Container security incidents are becoming a routine reality for software teams, and the tools meant to protect them may be making the problem worse. That is the central finding of a new survey from BellSoft, which reveals that nearly one in four developers has already experienced a container-related security incident, while many organizations continue to rely on practices that expand their attack surface instead of reducing it.
The survey, conducted among 427 developers, found that 23% have encountered a container security breach. BellSoft notes that the most dangerous phase often comes after vulnerabilities are disclosed but before they are fixed, a window that can last weeks or months while exposed systems remain in production. Despite improvements in container platforms over the last decade, the study suggests that security fundamentals are still poorly understood and inconsistently applied.
At the core of the problem is a mix of human error, legacy habits, and overly complex tooling. Sixty-two percent of respondents said human mistakes were the biggest contributor to container security issues. Many developers still favor convenience over minimalism: 54% consider shells essential inside base images, and 39% rely on package managers. While helpful during development, these tools significantly increase the attack surface in production by enabling unnecessary components and runtime changes.

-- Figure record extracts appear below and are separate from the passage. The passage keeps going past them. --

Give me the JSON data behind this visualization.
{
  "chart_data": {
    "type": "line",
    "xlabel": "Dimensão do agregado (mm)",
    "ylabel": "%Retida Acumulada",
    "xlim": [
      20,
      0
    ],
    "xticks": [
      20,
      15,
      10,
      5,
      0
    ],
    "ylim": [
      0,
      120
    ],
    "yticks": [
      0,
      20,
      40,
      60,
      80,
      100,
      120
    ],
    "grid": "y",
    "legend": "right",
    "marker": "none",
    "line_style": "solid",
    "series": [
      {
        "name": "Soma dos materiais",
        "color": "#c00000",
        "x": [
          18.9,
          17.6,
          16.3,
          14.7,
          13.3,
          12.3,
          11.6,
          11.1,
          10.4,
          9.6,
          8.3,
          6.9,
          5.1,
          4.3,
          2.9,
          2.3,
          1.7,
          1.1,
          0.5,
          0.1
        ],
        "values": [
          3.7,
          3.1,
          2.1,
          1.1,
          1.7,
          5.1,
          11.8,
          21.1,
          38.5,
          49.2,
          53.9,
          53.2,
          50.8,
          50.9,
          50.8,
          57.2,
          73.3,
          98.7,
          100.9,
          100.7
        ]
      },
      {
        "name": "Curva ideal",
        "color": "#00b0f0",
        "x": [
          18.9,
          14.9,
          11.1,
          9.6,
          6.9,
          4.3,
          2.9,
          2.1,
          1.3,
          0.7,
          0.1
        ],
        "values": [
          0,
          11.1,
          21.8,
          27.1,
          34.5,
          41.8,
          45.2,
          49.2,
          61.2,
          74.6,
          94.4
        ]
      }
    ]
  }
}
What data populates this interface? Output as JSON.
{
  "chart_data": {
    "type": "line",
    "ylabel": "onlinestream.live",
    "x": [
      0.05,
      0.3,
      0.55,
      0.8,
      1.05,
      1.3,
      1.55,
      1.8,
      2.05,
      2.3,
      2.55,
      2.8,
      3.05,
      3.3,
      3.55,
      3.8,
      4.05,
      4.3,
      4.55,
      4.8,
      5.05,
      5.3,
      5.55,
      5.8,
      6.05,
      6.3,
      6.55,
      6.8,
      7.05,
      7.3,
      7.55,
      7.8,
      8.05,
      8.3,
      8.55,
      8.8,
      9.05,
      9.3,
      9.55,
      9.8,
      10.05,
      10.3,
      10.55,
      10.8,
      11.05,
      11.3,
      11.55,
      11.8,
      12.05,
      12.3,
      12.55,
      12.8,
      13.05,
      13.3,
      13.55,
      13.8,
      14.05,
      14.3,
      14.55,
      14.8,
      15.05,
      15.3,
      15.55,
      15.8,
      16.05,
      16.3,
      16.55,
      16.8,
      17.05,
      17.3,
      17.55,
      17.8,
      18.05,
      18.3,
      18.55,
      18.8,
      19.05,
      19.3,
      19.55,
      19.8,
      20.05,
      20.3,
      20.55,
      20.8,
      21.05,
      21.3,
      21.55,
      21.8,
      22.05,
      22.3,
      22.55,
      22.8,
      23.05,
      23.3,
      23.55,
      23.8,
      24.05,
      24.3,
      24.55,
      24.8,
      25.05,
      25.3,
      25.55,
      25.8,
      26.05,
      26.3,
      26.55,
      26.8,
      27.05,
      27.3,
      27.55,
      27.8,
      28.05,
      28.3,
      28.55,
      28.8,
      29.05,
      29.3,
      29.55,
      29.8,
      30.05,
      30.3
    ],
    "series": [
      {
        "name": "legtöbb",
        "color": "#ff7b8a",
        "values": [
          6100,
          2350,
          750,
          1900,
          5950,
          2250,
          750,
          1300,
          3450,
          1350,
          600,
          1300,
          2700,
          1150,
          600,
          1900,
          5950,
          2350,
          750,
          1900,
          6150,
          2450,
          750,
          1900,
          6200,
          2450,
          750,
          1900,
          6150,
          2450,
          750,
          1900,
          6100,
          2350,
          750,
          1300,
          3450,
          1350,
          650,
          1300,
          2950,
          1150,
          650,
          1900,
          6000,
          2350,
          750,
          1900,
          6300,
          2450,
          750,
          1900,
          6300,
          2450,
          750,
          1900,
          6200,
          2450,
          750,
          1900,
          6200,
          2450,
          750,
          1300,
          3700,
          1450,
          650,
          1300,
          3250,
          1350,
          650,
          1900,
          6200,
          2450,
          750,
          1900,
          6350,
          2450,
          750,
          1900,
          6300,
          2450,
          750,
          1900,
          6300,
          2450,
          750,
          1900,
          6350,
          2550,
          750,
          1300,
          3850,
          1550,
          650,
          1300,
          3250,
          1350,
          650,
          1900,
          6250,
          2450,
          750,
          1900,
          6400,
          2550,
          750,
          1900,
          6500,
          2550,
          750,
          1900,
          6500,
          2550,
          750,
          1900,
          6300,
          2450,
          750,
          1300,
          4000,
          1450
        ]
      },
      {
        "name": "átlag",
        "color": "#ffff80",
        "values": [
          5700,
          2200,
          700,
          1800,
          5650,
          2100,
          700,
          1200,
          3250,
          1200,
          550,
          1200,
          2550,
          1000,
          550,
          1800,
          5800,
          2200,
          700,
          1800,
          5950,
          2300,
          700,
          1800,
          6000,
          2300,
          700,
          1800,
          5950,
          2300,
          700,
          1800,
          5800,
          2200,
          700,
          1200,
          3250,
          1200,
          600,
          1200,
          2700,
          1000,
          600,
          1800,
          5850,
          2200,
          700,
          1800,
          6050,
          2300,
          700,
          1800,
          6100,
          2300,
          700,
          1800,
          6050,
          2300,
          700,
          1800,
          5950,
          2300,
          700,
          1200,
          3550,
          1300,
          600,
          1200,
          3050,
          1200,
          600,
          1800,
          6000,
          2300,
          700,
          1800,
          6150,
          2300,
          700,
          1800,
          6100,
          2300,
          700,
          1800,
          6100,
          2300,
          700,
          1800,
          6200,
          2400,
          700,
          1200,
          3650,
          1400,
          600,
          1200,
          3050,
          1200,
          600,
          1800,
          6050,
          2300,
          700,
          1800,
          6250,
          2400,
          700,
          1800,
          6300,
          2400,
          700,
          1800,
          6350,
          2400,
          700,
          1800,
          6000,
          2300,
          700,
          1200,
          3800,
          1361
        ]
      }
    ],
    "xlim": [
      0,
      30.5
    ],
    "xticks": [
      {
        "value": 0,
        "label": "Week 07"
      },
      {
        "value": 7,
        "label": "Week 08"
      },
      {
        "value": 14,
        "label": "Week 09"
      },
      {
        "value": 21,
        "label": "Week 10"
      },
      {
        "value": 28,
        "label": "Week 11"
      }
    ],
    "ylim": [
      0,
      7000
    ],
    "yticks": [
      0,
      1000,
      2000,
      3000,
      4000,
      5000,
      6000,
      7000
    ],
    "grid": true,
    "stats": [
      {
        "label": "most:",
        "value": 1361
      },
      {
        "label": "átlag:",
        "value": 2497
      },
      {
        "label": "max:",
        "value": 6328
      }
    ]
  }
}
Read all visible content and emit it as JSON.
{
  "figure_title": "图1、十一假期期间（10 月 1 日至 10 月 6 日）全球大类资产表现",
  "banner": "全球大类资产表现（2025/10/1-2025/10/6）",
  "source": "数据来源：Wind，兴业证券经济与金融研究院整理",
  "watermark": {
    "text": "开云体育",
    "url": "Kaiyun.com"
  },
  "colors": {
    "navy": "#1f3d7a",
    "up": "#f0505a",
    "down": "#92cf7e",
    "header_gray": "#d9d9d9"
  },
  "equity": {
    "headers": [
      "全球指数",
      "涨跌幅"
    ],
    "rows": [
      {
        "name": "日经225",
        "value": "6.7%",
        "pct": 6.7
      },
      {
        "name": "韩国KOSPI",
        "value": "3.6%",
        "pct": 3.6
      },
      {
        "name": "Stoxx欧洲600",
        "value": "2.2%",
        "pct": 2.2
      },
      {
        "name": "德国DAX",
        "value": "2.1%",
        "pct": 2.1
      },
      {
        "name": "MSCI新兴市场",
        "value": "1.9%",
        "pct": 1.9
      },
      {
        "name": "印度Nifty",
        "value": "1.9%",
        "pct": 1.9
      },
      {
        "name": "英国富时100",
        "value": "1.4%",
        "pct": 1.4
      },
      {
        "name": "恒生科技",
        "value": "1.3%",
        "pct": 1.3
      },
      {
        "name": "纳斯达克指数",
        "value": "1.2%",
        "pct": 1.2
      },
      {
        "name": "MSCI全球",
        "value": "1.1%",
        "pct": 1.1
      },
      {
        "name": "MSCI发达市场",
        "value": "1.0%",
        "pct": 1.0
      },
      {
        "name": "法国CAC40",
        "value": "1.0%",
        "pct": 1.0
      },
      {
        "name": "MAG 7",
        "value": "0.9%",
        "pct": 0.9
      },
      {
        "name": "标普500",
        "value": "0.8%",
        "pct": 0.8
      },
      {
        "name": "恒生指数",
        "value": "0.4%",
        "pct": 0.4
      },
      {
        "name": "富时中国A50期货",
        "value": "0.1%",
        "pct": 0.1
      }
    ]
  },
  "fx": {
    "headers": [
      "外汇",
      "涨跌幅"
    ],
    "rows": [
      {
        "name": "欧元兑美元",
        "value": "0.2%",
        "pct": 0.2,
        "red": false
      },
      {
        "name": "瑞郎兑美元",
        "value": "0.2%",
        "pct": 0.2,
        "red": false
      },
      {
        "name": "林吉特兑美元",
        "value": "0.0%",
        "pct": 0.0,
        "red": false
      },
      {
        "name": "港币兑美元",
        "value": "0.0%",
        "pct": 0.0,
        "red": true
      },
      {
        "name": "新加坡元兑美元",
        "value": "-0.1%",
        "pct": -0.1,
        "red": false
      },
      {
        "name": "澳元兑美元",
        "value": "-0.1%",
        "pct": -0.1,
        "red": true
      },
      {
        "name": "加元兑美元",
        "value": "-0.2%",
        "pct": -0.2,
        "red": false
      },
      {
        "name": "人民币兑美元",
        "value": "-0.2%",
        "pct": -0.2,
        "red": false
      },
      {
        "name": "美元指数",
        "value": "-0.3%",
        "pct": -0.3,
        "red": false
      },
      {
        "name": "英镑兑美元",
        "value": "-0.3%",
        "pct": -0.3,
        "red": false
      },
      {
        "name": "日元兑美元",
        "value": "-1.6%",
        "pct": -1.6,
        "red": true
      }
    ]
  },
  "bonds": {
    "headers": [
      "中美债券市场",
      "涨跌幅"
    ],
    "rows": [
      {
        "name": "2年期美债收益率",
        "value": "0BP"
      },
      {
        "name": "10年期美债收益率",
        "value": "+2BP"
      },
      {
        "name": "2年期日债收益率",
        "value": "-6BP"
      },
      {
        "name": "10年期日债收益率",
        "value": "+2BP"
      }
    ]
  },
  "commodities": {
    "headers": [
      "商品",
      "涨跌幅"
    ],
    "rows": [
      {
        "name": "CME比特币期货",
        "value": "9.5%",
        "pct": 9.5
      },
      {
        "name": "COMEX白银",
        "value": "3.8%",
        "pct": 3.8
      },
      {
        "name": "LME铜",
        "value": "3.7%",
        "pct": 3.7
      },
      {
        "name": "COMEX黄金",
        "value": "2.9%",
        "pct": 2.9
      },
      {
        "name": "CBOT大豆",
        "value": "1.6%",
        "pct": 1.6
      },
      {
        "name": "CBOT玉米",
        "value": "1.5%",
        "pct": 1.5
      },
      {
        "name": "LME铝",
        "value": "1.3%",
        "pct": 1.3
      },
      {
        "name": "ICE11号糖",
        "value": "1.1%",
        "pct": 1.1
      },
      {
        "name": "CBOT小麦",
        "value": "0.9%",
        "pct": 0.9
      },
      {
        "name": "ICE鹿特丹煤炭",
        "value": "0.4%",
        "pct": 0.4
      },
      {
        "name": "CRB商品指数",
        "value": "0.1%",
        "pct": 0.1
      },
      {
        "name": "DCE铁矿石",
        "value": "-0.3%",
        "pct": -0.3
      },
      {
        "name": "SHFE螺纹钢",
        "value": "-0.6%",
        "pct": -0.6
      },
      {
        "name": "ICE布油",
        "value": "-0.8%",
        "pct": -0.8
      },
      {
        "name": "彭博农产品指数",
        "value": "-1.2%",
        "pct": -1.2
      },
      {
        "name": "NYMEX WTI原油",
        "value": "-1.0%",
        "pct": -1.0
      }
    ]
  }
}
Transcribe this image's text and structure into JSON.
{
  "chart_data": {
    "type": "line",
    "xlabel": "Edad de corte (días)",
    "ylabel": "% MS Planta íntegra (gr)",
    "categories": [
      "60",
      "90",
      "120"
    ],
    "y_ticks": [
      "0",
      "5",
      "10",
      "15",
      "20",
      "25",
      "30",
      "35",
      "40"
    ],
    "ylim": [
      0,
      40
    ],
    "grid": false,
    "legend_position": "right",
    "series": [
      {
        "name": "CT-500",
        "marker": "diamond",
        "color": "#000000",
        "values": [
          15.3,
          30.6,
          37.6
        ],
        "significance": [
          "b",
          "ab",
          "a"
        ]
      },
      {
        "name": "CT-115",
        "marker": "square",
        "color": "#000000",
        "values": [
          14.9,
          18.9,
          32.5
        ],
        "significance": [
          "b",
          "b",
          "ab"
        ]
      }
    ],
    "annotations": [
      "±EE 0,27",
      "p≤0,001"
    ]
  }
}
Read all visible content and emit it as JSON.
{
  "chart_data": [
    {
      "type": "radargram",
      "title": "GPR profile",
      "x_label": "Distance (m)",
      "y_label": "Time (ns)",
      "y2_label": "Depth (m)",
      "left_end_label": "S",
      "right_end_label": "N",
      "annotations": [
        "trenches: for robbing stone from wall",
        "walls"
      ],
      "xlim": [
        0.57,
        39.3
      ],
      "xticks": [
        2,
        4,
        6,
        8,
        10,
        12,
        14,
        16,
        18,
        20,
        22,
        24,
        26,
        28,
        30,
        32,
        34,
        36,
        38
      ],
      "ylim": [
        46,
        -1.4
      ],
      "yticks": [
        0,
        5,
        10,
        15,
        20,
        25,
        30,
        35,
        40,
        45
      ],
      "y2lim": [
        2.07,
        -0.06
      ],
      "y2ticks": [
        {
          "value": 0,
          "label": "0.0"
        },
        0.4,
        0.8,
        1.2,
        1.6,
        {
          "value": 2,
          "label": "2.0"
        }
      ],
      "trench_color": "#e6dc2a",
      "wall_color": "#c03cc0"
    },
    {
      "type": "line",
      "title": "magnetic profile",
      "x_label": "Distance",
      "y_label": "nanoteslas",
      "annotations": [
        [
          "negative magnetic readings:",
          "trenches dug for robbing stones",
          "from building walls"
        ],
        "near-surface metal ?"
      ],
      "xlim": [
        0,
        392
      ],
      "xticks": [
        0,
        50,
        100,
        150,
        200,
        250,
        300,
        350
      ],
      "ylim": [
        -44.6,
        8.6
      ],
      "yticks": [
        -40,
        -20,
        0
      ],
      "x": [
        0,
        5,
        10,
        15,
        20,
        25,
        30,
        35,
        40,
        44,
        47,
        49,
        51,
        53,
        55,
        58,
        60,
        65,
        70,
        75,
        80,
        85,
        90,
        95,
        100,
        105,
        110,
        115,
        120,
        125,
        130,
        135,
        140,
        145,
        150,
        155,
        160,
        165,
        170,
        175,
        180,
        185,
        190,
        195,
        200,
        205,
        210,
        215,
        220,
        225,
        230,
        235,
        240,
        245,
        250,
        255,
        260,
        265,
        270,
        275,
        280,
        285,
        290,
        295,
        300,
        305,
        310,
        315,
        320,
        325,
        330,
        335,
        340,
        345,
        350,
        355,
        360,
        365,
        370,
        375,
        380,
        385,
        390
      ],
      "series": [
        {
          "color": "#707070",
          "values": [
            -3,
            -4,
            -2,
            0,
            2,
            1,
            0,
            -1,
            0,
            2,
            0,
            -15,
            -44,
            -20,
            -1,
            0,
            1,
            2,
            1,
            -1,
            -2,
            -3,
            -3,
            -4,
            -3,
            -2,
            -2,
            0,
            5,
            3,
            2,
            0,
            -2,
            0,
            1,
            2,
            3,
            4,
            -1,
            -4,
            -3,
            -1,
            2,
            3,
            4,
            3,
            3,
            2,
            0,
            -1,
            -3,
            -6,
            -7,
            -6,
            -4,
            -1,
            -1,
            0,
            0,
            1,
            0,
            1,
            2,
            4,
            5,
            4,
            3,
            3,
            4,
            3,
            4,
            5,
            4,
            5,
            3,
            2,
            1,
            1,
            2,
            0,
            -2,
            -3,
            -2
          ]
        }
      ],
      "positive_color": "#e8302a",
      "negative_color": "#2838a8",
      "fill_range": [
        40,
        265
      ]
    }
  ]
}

More than half of respondents (55%) said they use general-purpose Linux distributions such as Ubuntu, Debian, or Red Hat-based images that contain hundreds of unused packages. Each of those packages represents a potential vulnerability that must be tracked, assessed, and patched—regardless of whether the application ever touches it. When flaws are discovered, security teams must coordinate remediation across thousands of containers, even when the risk is largely theoretical.
Most teams rely on reactive defenses rather than preventative design. The most common safeguards reported were trusted registries (45%) and vulnerability scanning (43%), which BellSoft characterizes as basic measures that respond to threats rather than minimizing them upfront. Patch cadence also remains inconsistent: while 31% update images with every release and 26% act when critical vulnerabilities appear, a full 33% update monthly, rarely, or only a few times a year, leaving long windows of exposure.
Despite these challenges, developers appear to recognize a better path forward. Nearly 48% said that pre-hardened, security-focused base images would be the most helpful improvement to container security. Such images remove unnecessary tools and packages by default, reducing vulnerabilities and shifting ongoing maintenance and patching responsibilities to specialized vendors.
“Across every section of the survey, one message repeats consistently: teams want security, efficiency, and simplicity, but their current strategies and tooling make this difficult to achieve,” said Alex Belokrylov, CEO of BellSoft. “By adopting hardened images, much of the ongoing security and maintenance responsibility shifts to the image vendor, reducing operational burden and total cost of ownership, while enabling more stable, low-maintenance, and highly secure container environments.”
BellSoft’s findings suggest that as container usage continues to grow, organizations must rethink not just how they detect vulnerabilities, but how they design their container foundations, moving from reactive patching to proactive, minimal, and hardened runtime environments.